As the species used here are industrially relevant given their food and human health implications, many strains from these species have been sequenced and characterized. We expect a rarefaction curve could be generated that reaches saturation, suggesting the total pan genome for this complex has been sequenced (Figure 3). We were surprised to see the core genome of these organisms has a higher GC content than the non-core genome (Figure 5 and Table 2). The core genome is suggested to be more conserved and adapted than the pan genome (Vernikos et al., 2015), which implies that the L. acidophilus complex may be evolving toward a diverging GC content. We were not surprised that L. bulgaricus has the lowest correlation in GC content and CAI compared to the rest of the complex. L. bulgaricus has the highest GC content of all of the organisms investigated and is likewise the most divergent in both GC content and CAI. The species L. delbrueckii is known to be undergoing genome decay, a process typical of organisms that reside in nutritionally-rich environments and consequently undergo gene loss to reduce genome size by removal of expendable genes (Makarova et al., 2006; Hao et al., 2011). L. helveticus is known to contain a high number of transposons, causing it to have a very fluid genome (Schmid et al., 2018). This fact is validated by the low correlation of location in the core genome (Figure 4). Despite the lack of synteny within the core genome, the co-localization of conserved clusters suggests these may be regions that were selected for during evolution by increasing genome stability or allowing co-regulation of critical genes (Figure 4) (Vernikos et al., 2015). The consistency of expression level in the core genome suggests the transcription of these genes in not intrinsically determined by the genetic characteristics or adaptation of the gene itself, but rather extrinsic factors such as promoters, operon structure, or DNA structure and stereo-availability that affect the consistent transcription of the core genome.

Less than 32% of core genome coding sequences constitute the majority of mRNAs in a cell. Even fewer genes (<4% of the genome) account for the large majority (90%) of the mRNAs in a cell (Figure 6). This experiment only investigated expression in standard, naïve conditions. While differential RNA expression in distinct environments is well-established, future studies should focus on whether stress or different environmental conditions significantly alters the core transcriptome. Using the core transcriptome as opposed to the core genome to investigate the functional genetics of the L. acidophilus complex allows us to better understand the commonalities in cellular functions between these organisms. The core transcriptome is arguably more representative of the core cellular metabolic pathway conserved across different species than the core genome, as only about 40% of the core genome is highly transcribed and active in naïve growth conditions. Using transcription data in different environmental conditions in addition to genomic content will allow researchers to better understand the conservation of stress response within the L. acidophilus clade.
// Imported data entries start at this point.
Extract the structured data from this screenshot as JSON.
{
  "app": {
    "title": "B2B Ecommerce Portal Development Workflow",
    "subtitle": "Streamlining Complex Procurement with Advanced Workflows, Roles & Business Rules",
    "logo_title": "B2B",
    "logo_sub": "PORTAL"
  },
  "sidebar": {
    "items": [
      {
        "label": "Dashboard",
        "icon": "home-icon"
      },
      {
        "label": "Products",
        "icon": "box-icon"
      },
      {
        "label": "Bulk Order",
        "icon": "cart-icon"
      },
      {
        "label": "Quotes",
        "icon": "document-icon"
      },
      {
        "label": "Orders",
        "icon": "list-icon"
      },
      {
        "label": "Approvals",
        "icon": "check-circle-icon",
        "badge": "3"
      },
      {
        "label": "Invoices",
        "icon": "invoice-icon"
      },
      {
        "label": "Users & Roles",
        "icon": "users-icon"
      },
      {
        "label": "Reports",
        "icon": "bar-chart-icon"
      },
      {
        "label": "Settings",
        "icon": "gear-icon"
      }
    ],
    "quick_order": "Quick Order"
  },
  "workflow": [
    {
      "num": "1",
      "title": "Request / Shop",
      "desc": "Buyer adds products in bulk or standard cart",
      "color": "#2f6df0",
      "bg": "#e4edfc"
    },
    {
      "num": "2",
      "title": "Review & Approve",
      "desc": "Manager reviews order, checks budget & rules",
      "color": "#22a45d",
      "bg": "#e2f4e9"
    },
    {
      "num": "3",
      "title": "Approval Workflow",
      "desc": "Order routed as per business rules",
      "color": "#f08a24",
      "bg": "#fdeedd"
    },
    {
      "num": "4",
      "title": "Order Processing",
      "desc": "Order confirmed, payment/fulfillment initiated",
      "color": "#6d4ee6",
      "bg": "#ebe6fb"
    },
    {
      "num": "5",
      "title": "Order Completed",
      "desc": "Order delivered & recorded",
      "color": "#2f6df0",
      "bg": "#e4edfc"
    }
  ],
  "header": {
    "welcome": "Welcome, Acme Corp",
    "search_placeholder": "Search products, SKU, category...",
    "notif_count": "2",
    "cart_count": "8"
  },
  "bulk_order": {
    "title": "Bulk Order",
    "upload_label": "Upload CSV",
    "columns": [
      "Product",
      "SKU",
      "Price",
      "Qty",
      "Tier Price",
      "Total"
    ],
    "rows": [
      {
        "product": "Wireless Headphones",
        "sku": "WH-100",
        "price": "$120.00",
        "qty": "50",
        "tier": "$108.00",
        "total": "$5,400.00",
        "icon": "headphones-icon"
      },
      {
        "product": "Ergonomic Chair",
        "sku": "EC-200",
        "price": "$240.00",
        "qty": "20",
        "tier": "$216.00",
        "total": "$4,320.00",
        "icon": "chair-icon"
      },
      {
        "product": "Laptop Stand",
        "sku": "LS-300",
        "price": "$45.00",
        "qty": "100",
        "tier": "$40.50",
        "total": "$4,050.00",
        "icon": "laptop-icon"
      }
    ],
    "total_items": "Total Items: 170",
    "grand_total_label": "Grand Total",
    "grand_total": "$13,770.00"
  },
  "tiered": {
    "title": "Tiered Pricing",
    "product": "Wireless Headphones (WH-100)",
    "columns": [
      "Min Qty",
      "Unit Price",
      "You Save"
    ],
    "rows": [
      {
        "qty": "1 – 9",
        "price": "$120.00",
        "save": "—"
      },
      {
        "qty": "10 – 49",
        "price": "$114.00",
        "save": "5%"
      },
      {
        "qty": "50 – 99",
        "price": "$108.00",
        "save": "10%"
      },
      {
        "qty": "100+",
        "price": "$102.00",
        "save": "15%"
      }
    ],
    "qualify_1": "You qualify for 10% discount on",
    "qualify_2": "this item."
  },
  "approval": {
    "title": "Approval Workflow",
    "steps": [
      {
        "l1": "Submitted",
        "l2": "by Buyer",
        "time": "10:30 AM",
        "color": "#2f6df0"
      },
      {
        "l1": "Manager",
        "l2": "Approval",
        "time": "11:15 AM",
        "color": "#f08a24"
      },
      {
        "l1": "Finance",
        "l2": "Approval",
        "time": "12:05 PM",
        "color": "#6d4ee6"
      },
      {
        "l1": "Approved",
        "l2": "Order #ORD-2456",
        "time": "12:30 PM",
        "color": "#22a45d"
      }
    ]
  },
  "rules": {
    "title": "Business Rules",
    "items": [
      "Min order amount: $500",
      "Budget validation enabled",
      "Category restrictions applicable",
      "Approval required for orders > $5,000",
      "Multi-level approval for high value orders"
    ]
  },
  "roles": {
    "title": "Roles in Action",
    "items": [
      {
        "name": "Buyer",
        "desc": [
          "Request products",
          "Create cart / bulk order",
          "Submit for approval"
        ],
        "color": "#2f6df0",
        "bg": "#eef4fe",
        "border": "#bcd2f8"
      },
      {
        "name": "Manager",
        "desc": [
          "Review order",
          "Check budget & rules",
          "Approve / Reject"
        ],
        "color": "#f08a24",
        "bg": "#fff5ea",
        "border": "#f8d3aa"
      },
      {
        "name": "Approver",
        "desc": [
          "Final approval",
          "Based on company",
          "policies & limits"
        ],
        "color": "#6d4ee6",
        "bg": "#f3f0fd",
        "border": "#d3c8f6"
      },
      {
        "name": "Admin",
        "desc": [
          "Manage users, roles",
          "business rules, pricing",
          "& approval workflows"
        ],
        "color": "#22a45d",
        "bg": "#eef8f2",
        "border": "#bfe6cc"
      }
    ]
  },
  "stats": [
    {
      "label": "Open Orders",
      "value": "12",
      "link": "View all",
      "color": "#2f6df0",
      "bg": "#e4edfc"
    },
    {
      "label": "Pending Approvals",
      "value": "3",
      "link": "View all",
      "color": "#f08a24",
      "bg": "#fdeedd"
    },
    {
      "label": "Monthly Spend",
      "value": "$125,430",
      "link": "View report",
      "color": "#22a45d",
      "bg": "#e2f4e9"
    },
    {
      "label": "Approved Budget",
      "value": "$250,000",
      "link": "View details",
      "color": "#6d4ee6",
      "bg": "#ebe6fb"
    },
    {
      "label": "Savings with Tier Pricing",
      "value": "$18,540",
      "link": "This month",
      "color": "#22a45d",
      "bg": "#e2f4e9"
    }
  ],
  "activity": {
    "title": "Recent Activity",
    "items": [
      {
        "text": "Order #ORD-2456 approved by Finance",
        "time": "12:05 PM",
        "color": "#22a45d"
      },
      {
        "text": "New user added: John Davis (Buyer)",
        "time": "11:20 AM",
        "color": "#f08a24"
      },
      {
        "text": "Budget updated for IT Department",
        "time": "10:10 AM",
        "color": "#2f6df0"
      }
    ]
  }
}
Through the use of protein domain databases, we were able to identify conserved domains in all seven hypothetical core transcriptome genes. The hypothetical core transcriptome genes are short in length, ranging from 72 to 113 amino acids, and likely under-predicted by most gene prediction software due to their small size (Figures 7, 8 and Supplementary Table S2) (Harrow et al., 2009; Edwards and Holt, 2013). Using a core genome and core transcriptome approach, we can identify small ORFs that are true protein-coding sequences and better inform gene prediction algorithms. Identifying small ORFs that are conserved across phylogenetic groups and are actively transcribed may also uncover potential novel pathways, regulation, or functions in cells. Additionally, it should be determined whether these small ORFs are truly small peptides or are the source of novel functional non-coding RNAs. Using information about conserved genetic context, shared promoters and conserved motifs across genomes may also help shed light on the activity and functionality of these ORFs. The abundance of hypothetical annotations from several annotation servers also highlights the need for database curation and propagation (Linial, 2003; McNair et al., 2018). It is known that databases used to assign gene functional annotation are often not updated nor curated with total known gene functions in the most recent literature, and can lead to an over-propagation of hypothetical and incorrect annotations (Devos and Valencia, 2001; Jones et al., 2007; Schnoes et al., 2009). Using only a handful of model organisms to assign functionality of genes based on sequence homology broadly across all domains of life is also a bioinformatics issue (Devos and Valencia, 2001). The best practice to assign true function to genes is to use taxonomic-specific databases of closely related organisms (Devos and Valencia, 2001; Brown and Sjolander, 2006). In non-model organisms, like lactobacilli, these databases are often poorly funded or non-existent. With the decrease in cost of deep sequencing and the increasing availability of data, organism-specific genetic information will hopefully be able to provide accurate functional data on many non-model organisms. This is of importance given the rising interest in diverse microbiomes and the increasing number of non-model organisms being investigated.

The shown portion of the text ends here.